Australian businesses targeted for top-up software bills

Published on the 29/05/2014 | Written by Beverley Head


A new survey has found that Australian businesses face far more software audits than their international peers – and 87 percent of those audited received top-up bills because of licence problems…

It appears that Australian businesses are being targeted by software vendors more than their international peers; as part of an international survey of 1988 organisations 84 percent of the 160 Australian respondents report having faced a vendor-initiated software audit in the last 18-24 months. This is much higher than the overall global figure of just 63 percent.

The survey, which was conducted by IDC on behalf of Flexera, found that 98 percent of organisations audited were not compliant with the terms of their licence agreement, and 87 percent had to pay extra fees, with 65 percent reporting those fees were for $1 million or more.

Tom Canning, APAC vice president for Flexera told iStart that the problem often arose because of virtualisation which meant some organisations were not keeping proper track of their software use. “This is driving complexity from a licensing point of view.” The problem was generally accidental he said, because organisations bought say, five licences, and deployed five copies of the software but then used the “wrong hardware because of virtualisation partitioning”.

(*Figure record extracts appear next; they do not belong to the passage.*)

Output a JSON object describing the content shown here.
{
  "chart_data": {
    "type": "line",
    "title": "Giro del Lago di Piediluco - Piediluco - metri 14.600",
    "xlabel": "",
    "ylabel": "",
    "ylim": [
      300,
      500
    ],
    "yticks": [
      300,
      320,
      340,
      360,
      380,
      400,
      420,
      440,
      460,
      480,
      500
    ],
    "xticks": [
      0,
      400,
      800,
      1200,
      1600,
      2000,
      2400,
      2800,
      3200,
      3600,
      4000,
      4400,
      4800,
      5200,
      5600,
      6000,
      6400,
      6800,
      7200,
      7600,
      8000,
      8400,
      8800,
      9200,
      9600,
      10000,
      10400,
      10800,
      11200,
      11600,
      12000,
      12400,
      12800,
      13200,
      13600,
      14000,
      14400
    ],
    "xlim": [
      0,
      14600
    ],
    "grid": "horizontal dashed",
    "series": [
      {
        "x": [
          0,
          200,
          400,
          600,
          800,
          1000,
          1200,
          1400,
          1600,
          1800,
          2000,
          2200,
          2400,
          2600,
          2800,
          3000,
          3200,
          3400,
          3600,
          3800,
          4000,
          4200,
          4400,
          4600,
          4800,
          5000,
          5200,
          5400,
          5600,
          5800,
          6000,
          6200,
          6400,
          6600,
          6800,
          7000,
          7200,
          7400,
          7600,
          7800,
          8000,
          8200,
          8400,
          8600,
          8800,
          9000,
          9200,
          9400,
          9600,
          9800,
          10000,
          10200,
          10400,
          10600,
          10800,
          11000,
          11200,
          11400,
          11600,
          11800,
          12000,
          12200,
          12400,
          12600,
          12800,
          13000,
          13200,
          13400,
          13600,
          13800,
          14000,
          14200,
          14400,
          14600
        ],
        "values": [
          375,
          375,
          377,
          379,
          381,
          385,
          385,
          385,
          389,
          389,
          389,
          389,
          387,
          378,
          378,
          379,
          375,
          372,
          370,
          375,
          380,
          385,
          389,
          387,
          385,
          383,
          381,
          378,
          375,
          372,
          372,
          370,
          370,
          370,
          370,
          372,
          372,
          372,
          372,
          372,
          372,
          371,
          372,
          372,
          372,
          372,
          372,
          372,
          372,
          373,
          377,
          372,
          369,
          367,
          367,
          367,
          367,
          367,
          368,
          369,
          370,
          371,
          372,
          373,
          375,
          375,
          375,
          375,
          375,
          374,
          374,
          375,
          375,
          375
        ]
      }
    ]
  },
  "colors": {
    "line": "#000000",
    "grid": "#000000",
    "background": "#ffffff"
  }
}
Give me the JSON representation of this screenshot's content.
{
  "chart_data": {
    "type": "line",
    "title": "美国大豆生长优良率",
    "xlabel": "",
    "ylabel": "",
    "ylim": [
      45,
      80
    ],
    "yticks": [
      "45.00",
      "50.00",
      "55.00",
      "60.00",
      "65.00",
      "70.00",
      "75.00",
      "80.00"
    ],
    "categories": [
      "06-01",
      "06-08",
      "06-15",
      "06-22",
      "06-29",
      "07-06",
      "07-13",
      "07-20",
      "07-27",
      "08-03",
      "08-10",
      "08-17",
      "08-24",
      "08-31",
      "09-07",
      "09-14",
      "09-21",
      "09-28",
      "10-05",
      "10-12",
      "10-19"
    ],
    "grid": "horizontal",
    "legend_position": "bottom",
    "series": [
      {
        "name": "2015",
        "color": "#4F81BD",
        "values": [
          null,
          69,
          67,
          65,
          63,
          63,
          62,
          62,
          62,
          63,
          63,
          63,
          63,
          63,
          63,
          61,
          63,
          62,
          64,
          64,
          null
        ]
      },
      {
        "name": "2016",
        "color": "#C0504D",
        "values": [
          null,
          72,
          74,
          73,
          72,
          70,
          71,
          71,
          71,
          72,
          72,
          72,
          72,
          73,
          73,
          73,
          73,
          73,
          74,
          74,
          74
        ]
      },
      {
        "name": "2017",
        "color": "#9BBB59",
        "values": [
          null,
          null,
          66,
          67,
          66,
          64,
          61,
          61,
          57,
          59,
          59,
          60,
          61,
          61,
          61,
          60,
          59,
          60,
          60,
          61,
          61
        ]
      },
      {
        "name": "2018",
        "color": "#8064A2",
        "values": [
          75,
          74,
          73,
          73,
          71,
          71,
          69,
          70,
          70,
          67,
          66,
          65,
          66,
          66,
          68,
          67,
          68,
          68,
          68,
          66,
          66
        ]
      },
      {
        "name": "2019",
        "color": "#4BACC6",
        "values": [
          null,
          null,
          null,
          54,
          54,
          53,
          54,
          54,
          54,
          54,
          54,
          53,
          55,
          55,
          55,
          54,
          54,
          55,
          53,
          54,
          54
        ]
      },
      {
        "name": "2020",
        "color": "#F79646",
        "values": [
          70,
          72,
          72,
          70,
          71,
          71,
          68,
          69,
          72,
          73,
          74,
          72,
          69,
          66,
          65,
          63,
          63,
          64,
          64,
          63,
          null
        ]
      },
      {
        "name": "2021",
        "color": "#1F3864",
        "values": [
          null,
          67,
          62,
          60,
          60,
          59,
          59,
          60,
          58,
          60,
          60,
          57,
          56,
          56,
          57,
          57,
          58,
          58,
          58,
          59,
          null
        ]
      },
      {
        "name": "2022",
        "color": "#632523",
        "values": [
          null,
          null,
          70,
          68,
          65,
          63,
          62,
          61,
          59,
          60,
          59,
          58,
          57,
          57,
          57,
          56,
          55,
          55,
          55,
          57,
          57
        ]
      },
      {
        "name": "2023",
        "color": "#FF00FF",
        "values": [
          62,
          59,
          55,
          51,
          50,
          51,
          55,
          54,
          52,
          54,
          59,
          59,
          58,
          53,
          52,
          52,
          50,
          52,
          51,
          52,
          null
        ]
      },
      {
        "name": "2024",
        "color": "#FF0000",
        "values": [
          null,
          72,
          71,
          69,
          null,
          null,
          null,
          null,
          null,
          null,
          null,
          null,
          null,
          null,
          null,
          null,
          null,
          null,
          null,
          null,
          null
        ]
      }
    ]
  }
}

He acknowledged the problem was a cause of some significant frustration among enterprise users.

“IT is trying to do the right thing for the business. In many organisations there is an enterprise agreement and companies often think that covers you. But the reality is very different – they all have restrictions in them,” he said, adding that the restrictions in heavily negotiated enterprise contracts could be significant.

Asked why Australian companies seemed to be more of an audit target than their international peers, Canning acknowledged it could be partly due to the generally higher cost of software in Australia.
“That could be part of the problem. I don’t know the motivation, but the statistics are very clear,” he added.

Some vendors are more aggressive in their auditing practices than others. For example, Microsoft was the most frequent auditor, with 60 percent of respondents reporting that they have been audited by Microsoft within the last year. Within that same timeframe, 51 percent report having been audited by IBM, 23 percent by Oracle, 17 percent by SAP, 16 percent by Adobe, and 14 percent by Symantec.